Deniece: I had a “Cut It Party.” I had a party where they actually cut my hair. My friends came and a lot of my friends cut their hair as well. I wanted to cut it before the chemo got to it. I wanted to take the power back and have a party.
My hair started falling out a week after chemo. It was a week that I decided to wear a wig. But it wasn’t me. I went to a baldy walk and I gained confidence and was empowered. So I started rocking my baldy.
I recently, told my boyfriend that my hair is growing back and I hate it. I had a breakdown. I hate it because I don’t know how to rock my hair. I am still dealing with hair issues now. I am trying to find something that works for me.
Jeneine: Black women, we put a lot of value in our hair. When you don’t have your hair you are limited to how you can do it. At then end of the day though, it’s just hair. It doesn’t define me. I am trying to survive chemo and this cancer.
5. What gave you strength on days that you wanted to give up?
Jeneine: My family. My husband was a rock-star. He was just great. My stepson and daughter and even my extended family and my sister.
I discovered my neighbors and amazing women who embraced me. My girl scout moms they would bring Tupperware of food and they would drop the food off. They would help with my daughter, Gabrielle. Weekends were always bad. The migraines and aches came in. I would have to take heavy duty pain killers to help my head but my neighbors and my family stepped up even more. It was really important that the kids didn’t feel anyway about the cancer. My friends even checked in on my husband. My coworkers came to my chemo sessions with me.
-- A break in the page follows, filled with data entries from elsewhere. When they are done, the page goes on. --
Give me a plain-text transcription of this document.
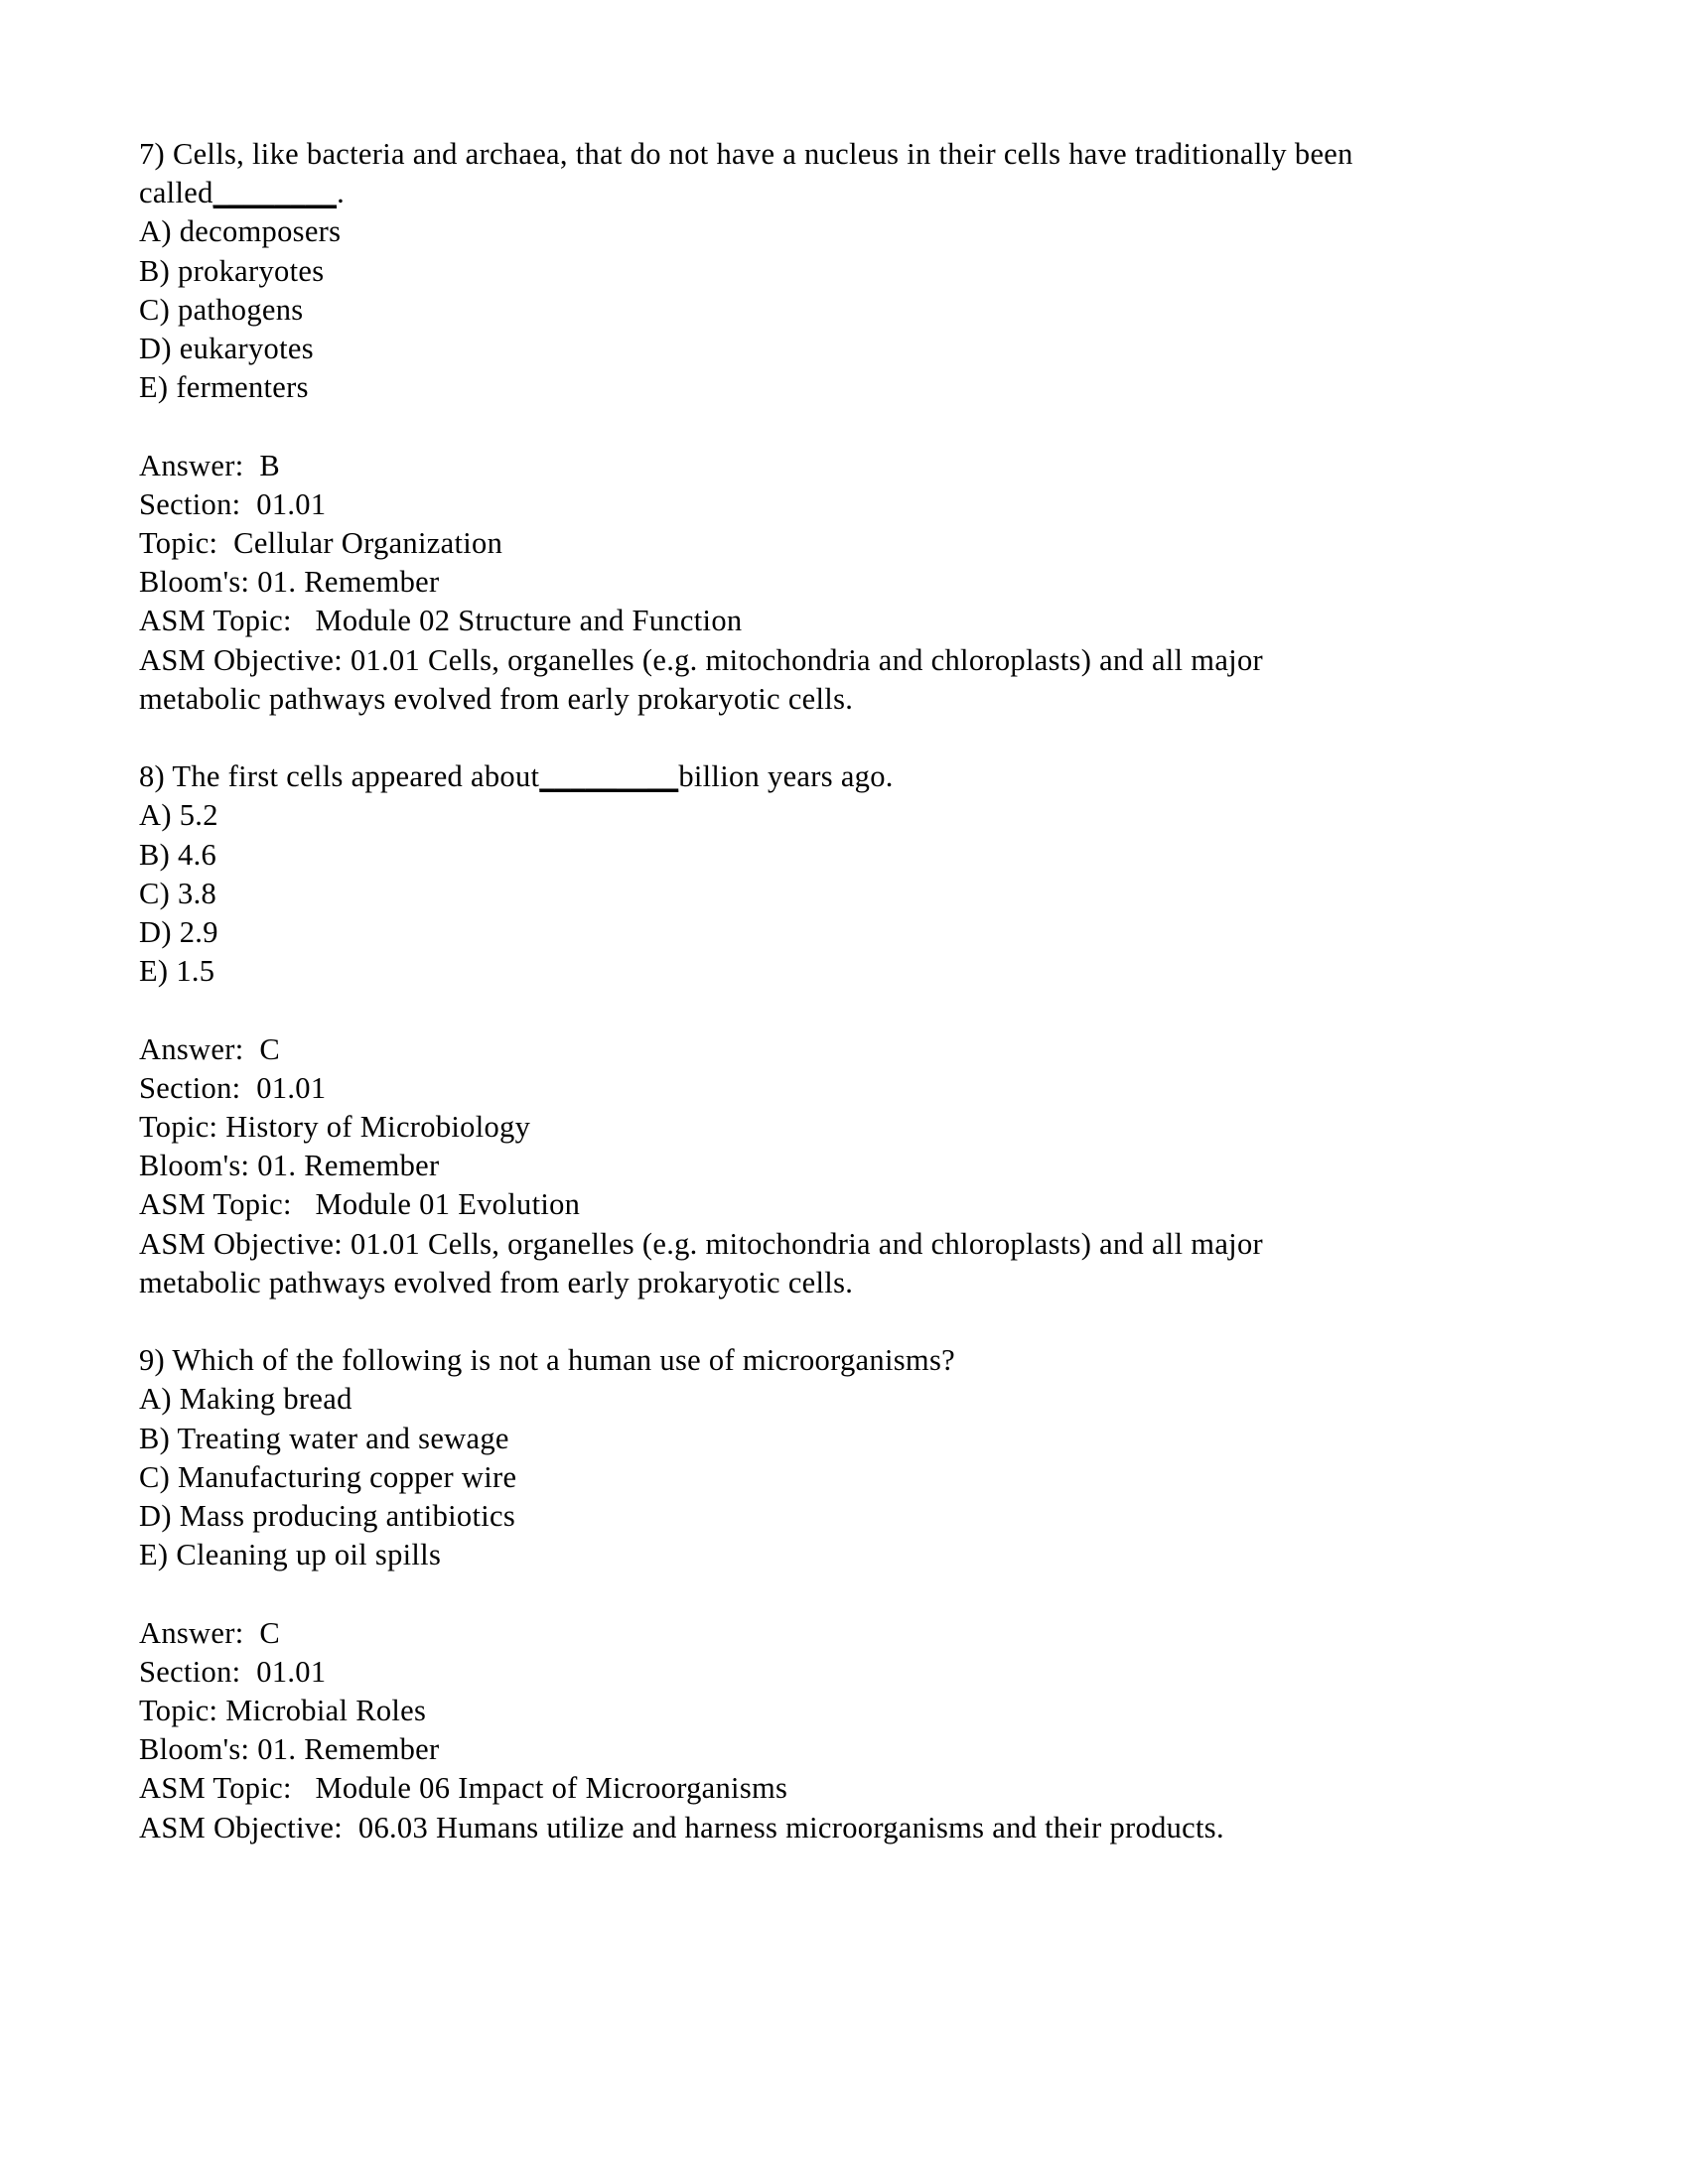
7) Cells, like bacteria and archaea, that do not have a nucleus in their cells have traditionally been
called________.
A) decomposers
B) prokaryotes
C) pathogens
D) eukaryotes
E) fermenters
Answer:  B
Section:  01.01
Topic:  Cellular Organization
Bloom's: 01. Remember
ASM Topic:   Module 02 Structure and Function
ASM Objective: 01.01 Cells, organelles (e.g. mitochondria and chloroplasts) and all major
metabolic pathways evolved from early prokaryotic cells.
8) The first cells appeared about_________billion years ago.
A) 5.2
B) 4.6
C) 3.8
D) 2.9
E) 1.5
Answer:  C
Section:  01.01
Topic: History of Microbiology
Bloom's: 01. Remember
ASM Topic:   Module 01 Evolution
ASM Objective: 01.01 Cells, organelles (e.g. mitochondria and chloroplasts) and all major
metabolic pathways evolved from early prokaryotic cells.
9) Which of the following is not a human use of microorganisms?
A) Making bread
B) Treating water and sewage
C) Manufacturing copper wire
D) Mass producing antibiotics
E) Cleaning up oil spills
Answer:  C
Section:  01.01
Topic: Microbial Roles
Bloom's: 01. Remember
ASM Topic:   Module 06 Impact of Microorganisms
ASM Objective:  06.03 Humans utilize and harness microorganisms and their products.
The outpouring from the people in industry was amazing. Work here was amazing. They said take all the time. I didn’t feel stressed about work at all. For me it made me realize how strong I am. You don’t know how strong you are until you are challenged or faced with something and then we realize we could get through it.
Deniece: What gave me strength were people that were positive and sent me uplifting/encouraging words and scriptures. It was also, all God. It was my mission and purpose that He gave to me. I have now, started a business and that kept me busy and kept me focused on other things.
I had my moments but I had happier moments more than sad. Now it’s more emotionally harder for me. During my down moments it was God, family, friends, boyfriend and my business. My sorority sisters and friends kept me laughing and happy.
It’s emotionally harder now. It’s hard to explain. While I was going through chemo I was going to the doctor. Now I am thinking what if my cancer came back. Will I be able to have kids? My body is not the same. My job is very active. I am trying to figure out how to live my life now. I’m not taking away my gratitude. I still think about it. Once you are a cancer patient you are a cancer patient for life. I am grateful but my reality is different. You think what if it happens again? It is a lot. I don’t have that feeling where I feel like I am being taken care of. You have to stay positive and stay prayed up.
I would say honestly its 99 percent mental. You have to be positive. It’s a real mental game. In the midst of it, it feels like it will never be over but it will and God will make a way. You just have to believe and have a positive mindset.